The Fruit

Guarana (Paullina Cupana) is a nutlike seed of a climbing vine that grows in the Amazon basin in Brazil, just south of the Equator. This climbing shrub took the name of its genus from C. F. Paullini, a German medical botanist who died in 1712, first to spot the plant.

It has divided compound leaves, flowers yellow panicles, fruit pear shaped, three sided, three-celled capsules, with thin partitions, in each a seed like a small horse-chestnut half enclosed in an aril, flesh colored and easily separated when dried. It’s used mostly as a powder, from which the concentrate is made off.

After the seeds are shelled and washed they are roasted for six hours, then put into sacks and shaken till their outside shell comes off. They are then pounded into a fine powder and made into a dough with water, and rolled into cylindrical pieces; these are then dried in the sun or over a slow fire, till they became very hard and are then a rough and reddish-brown color, marbled with the seeds in the mass. They break with an irregular fracture, have little smell, taste astringent, and bitter like chocolate without its oiliness.
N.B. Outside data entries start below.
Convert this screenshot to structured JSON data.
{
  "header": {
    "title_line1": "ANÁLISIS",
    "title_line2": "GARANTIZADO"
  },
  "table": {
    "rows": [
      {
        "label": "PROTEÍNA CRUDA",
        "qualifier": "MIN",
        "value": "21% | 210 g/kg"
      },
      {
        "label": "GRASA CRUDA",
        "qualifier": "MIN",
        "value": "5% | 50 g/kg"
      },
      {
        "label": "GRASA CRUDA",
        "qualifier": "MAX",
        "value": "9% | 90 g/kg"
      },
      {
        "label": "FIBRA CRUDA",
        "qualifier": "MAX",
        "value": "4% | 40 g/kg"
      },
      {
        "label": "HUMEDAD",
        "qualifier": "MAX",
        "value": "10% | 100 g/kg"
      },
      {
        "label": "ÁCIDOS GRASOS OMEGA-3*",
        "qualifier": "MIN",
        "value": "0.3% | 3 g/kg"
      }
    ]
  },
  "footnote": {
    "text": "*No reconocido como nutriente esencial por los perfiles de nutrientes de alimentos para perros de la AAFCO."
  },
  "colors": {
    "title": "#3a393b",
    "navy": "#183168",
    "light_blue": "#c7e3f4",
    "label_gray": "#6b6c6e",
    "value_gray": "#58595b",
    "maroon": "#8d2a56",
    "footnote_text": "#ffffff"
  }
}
The Guarana constituents are: Guaranine, a crystallized principle, like caffeine, tannic acid, acid starch, and a greenish fixed oil. It’s said that Guarana is tonic, slightly narcotic stimulant, and aphrodisiac. Its main use in Europe and America is for headache, especially of a rheumatic nature, and as an energy enhance. It is a gentle excitant and estimulates the brain when it is depressed by mental exertion, or where there is fatigue from hot weather.

Guarana has been used for centuries by the indigenous people of the Amazon as natural energy supplement and today over 25% of the soft drinks on the market in Brazil contain Guarana as a main ingredient.